Background The Paediatric Observation Priority Score (POPS) (see Figure) has been designed as a triage tool and illness identification system to aid disposition and discharge decisions.

Methods A unique data-collection method was set up whereby the key parameters of POPS were inputted onto a web-based data entry sheet. All children 0–15 presenting with any condition were included except those presenting straight to the resuscitation room. Data was collated with the hospital’s Emergency Department Information System and information from inpatient hospital systems.

Results After data cleaning 24068 records were available for review between the period of August 2012 and December 2013. 2870 patients were admitted (11.9%). The majority of patients (16475) were POPS 0 (Table 1) and of these 794 (4.8%) were admitted to the hospital.
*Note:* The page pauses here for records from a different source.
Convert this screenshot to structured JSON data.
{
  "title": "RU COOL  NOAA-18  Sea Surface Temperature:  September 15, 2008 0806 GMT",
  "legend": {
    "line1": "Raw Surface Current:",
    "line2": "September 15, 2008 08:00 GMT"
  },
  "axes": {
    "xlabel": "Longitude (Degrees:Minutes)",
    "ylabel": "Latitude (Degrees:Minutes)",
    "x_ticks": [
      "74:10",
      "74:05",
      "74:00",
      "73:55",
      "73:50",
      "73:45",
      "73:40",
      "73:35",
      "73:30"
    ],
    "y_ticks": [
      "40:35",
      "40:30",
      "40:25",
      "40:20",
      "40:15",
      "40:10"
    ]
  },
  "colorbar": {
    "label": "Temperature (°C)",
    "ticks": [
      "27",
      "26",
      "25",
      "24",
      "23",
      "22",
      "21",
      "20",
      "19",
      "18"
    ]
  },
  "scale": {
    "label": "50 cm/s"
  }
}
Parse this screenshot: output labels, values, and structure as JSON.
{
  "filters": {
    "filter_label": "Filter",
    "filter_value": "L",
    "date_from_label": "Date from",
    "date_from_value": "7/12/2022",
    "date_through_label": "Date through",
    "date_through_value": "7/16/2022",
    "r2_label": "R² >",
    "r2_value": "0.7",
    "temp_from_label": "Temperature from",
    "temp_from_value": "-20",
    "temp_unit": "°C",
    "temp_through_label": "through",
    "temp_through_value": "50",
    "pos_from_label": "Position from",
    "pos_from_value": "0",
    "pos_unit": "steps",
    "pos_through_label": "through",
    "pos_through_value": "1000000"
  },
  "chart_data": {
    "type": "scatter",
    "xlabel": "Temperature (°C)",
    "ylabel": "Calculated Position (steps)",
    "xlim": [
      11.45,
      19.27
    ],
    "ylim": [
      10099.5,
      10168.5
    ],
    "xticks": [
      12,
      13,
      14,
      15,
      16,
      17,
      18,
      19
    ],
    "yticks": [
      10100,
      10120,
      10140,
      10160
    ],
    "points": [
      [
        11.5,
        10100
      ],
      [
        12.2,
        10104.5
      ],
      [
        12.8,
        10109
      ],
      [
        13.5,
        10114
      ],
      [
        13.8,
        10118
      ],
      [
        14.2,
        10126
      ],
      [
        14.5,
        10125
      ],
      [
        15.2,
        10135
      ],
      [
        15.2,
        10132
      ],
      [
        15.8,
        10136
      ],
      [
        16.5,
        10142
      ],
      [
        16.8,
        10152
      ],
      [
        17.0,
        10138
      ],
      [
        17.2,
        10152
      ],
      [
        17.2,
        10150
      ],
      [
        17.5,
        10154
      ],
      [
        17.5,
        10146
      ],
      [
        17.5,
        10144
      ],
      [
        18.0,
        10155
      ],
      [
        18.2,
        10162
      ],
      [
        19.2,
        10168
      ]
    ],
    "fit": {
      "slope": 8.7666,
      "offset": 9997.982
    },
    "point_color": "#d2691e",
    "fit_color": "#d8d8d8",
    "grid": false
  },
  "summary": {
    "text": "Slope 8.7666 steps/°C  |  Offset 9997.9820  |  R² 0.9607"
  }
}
Only 11 children discharged with POPS 0 returned to be admitted and required further definitive management. There was a correlation between initial POPS and average hospital stay (Pearsons correlation - 0.83, r2=0.92). The receiver operating characteristic (ROC) curve was 0.802 for POPS values sectioned into categories {0, 1–2, 3–4, 5–7 and 8+} at predicting admission.

Conclusion POPS demonstrates utility as a patient safety system and a means to plan resources. The ROC is comparable with paediatric early warning scores systems utilised in Children’s Emergency Departments. There are significant risks in managing the acutely ill child but the introduction of POPS may assist in reducing unnecessary admission and prevent episodes of missed or incorrect diagnosis.